Brexit talks finally make 'sufficient progress' as May and Juncker do deal

Cheryl Sanders
December 8, 2017

Theresa May earlier this week considered keeping Northern Ireland subject to numerous EU's rules, regulations, and standards to effectively keep the Province in the EU's Single Market and Customs Union, in exchange for keeping the border with the Irish Republic open.

The pro-British DUP party which props up May's government refused Monday's draft deal over a phrase suggesting there would be "regulatory alignment" with the European Union after Brexit - effectively putting Northern Ireland under European Union law.

British Prime Minister Theresa May failed to agree a deal to open talks on a Brexit trade deal with the European Union on December 4 as the Democratic Unionist Party objected to proposals to keep EU rules in Northern Ireland.

The Prime Minister is under pressure to make progress in talks with Brussels amid an impasse over the border.


The House of Lords EU committee's report "Brexit: deal or no deal" said on Thursday Britain should consider extending membership of the European Union or set a later date for leaving to give the government longer to negotiate a trade deal.

"It is moving quite quickly at the moment", the Irish official told a British Irish Chamber of Commerce event in Brussels.

In a statement released on Friday morning, Ms Foster said the measures set out by the United Kingdom government in August could ensure that "there will be no hard border between Northern Ireland and the Irish Republic when we leave the European Union". I say hours because I think we are very close.

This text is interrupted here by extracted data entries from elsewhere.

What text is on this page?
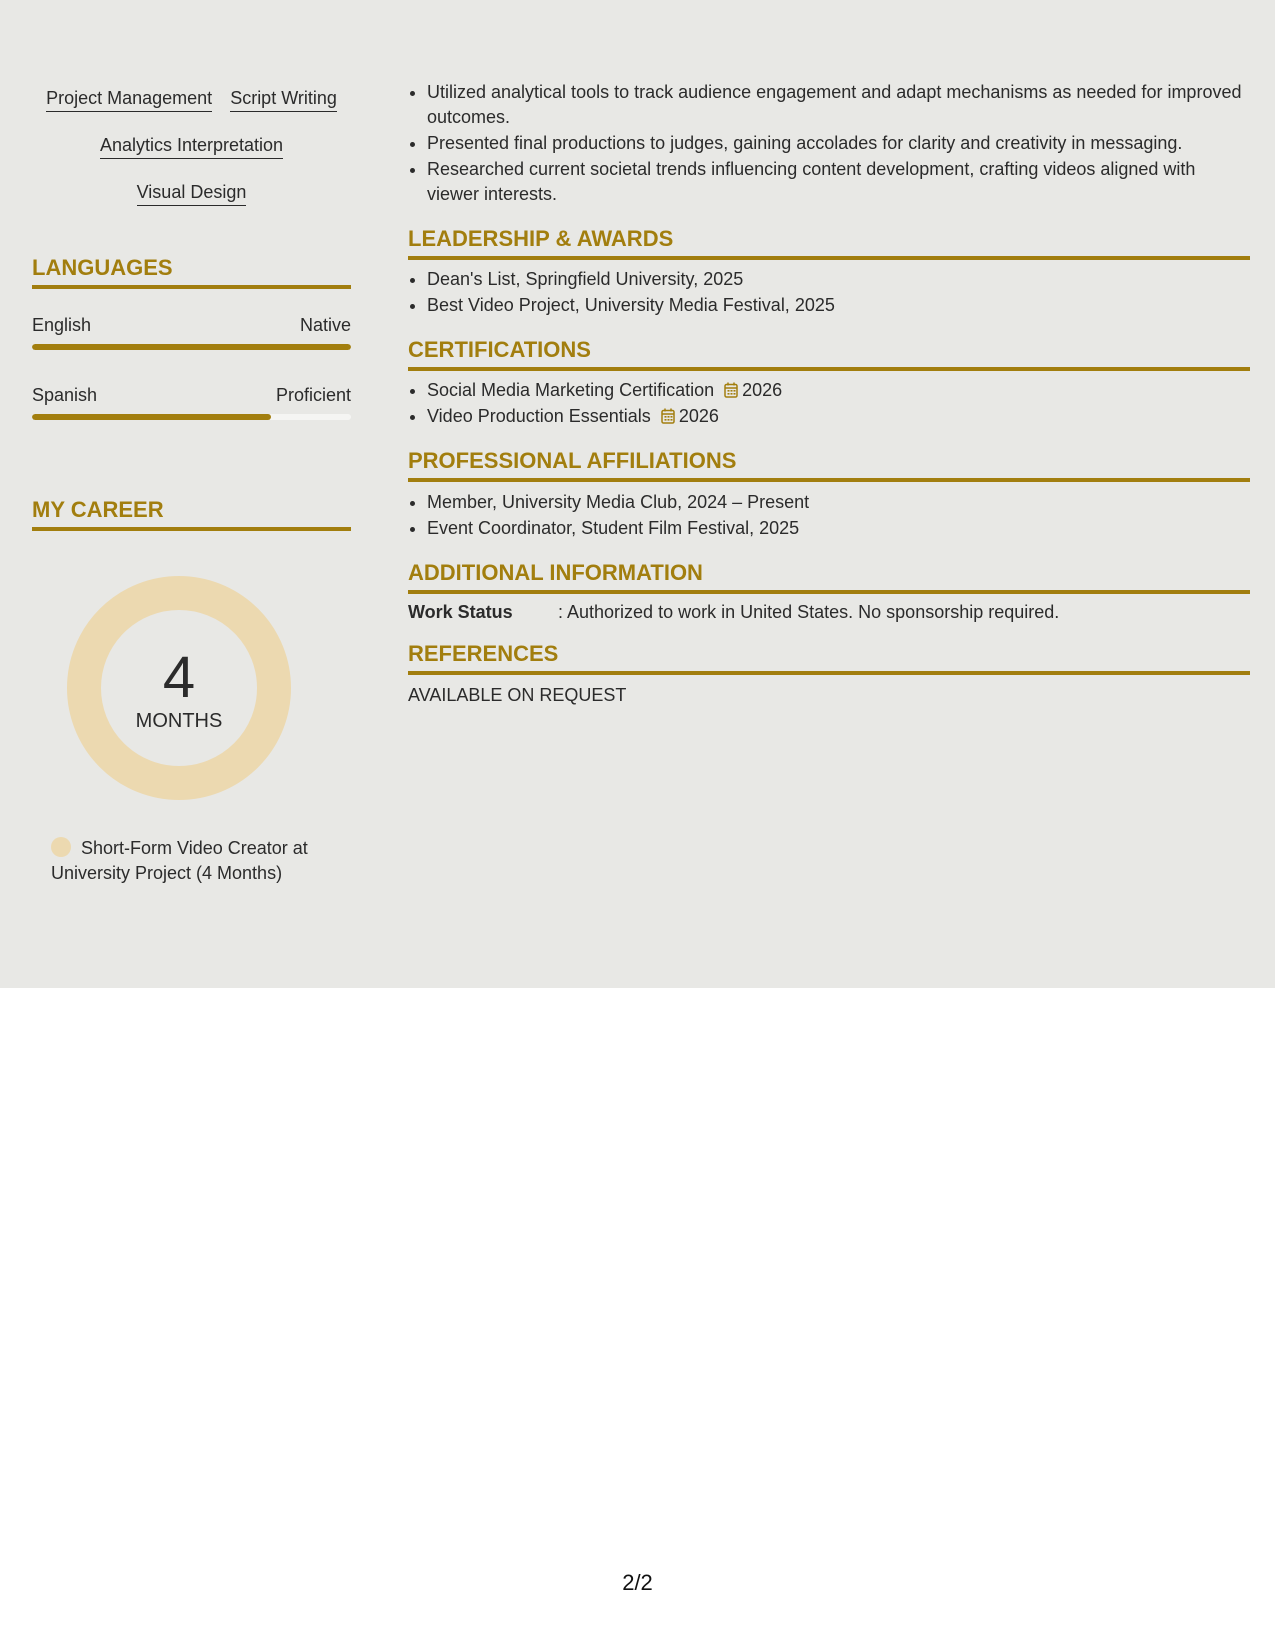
Project Management Script Writing
Analytics Interpretation
Visual Design
LANGUAGES
English	Native
Spanish	Proficient
MY CAREER
4
MONTHS
Short-Form Video Creator at University Project (4 Months)
• Utilized analytical tools to track audience engagement and adapt mechanisms as needed for improved outcomes.
• Presented final productions to judges, gaining accolades for clarity and creativity in messaging.
• Researched current societal trends influencing content development, crafting videos aligned with viewer interests.
LEADERSHIP & AWARDS
• Dean's List, Springfield University, 2025
• Best Video Project, University Media Festival, 2025
CERTIFICATIONS
• Social Media Marketing Certification 2026
• Video Production Essentials 2026
PROFESSIONAL AFFILIATIONS
• Member, University Media Club, 2024 – Present
• Event Coordinator, Student Film Festival, 2025
ADDITIONAL INFORMATION
Work Status	: Authorized to work in United States. No sponsorship required.
REFERENCES
AVAILABLE ON REQUEST
2/2
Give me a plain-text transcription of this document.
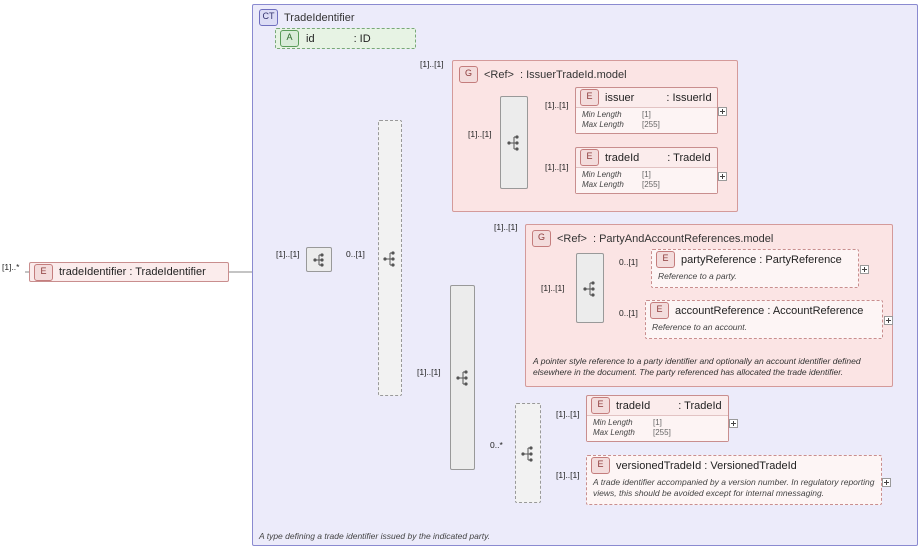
[1]..*	E	tradeIdentifier : TradeIdentifier
CT TradeIdentifier
A type defining a trade identifier issued by the indicated party.
A	id	: ID
[1]..[1]	0..[1]
G	<Ref> : IssuerTradeId.model
[1]..[1]
[1]..[1]
E	issuer	: IssuerId
Min Length	[1]
Max Length	[255]
[1]..[1]
E	tradeId	: TradeId
Min Length	[1]
Max Length	[255]
[1]..[1]
[1]..[1]
G	<Ref> : PartyAndAccountReferences.model
A pointer style reference to a party identifier and optionally an account identifier defined elsewhere in the document. The party referenced has allocated the trade identifier.
[1]..[1]
[1]..[1]
E	partyReference : PartyReference
Reference to a party.
0..[1]
E	accountReference : AccountReference
Reference to an account.
0..[1]
0..*
E	tradeId	: TradeId
Min Length	[1]
Max Length	[255]
[1]..[1]
E	versionedTradeId : VersionedTradeId
A trade identifier accompanied by a version number. In regulatory reporting views, this should be avoided except for internal mnessaging.
[1]..[1]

Stephen Martin, director general of the Institute of Directors, said: 'It went right down to the wire, but businesses will be breathing a huge sigh of relief'. A disagreement over borders between Northern Ireland and Ireland almost derailed the deal this week.


By accepting most of the EU's demands, the United Kingdom has now won the prize it has been seeking since March - the right to start discussing relations between the two when Britain parts ways with the bloc after 40 years.

The DUP insists it will not accept any agreement in which Northern Ireland was treated differently from the rest of the UK.

The Democratic Unionist Party (DUP) insists that Northern Ireland, as part of the United Kingdom, must leave the European Union in the same way as the rest of the United Kingdom.

The Government I lead will never be neutral when it comes to expressing our support for the Union.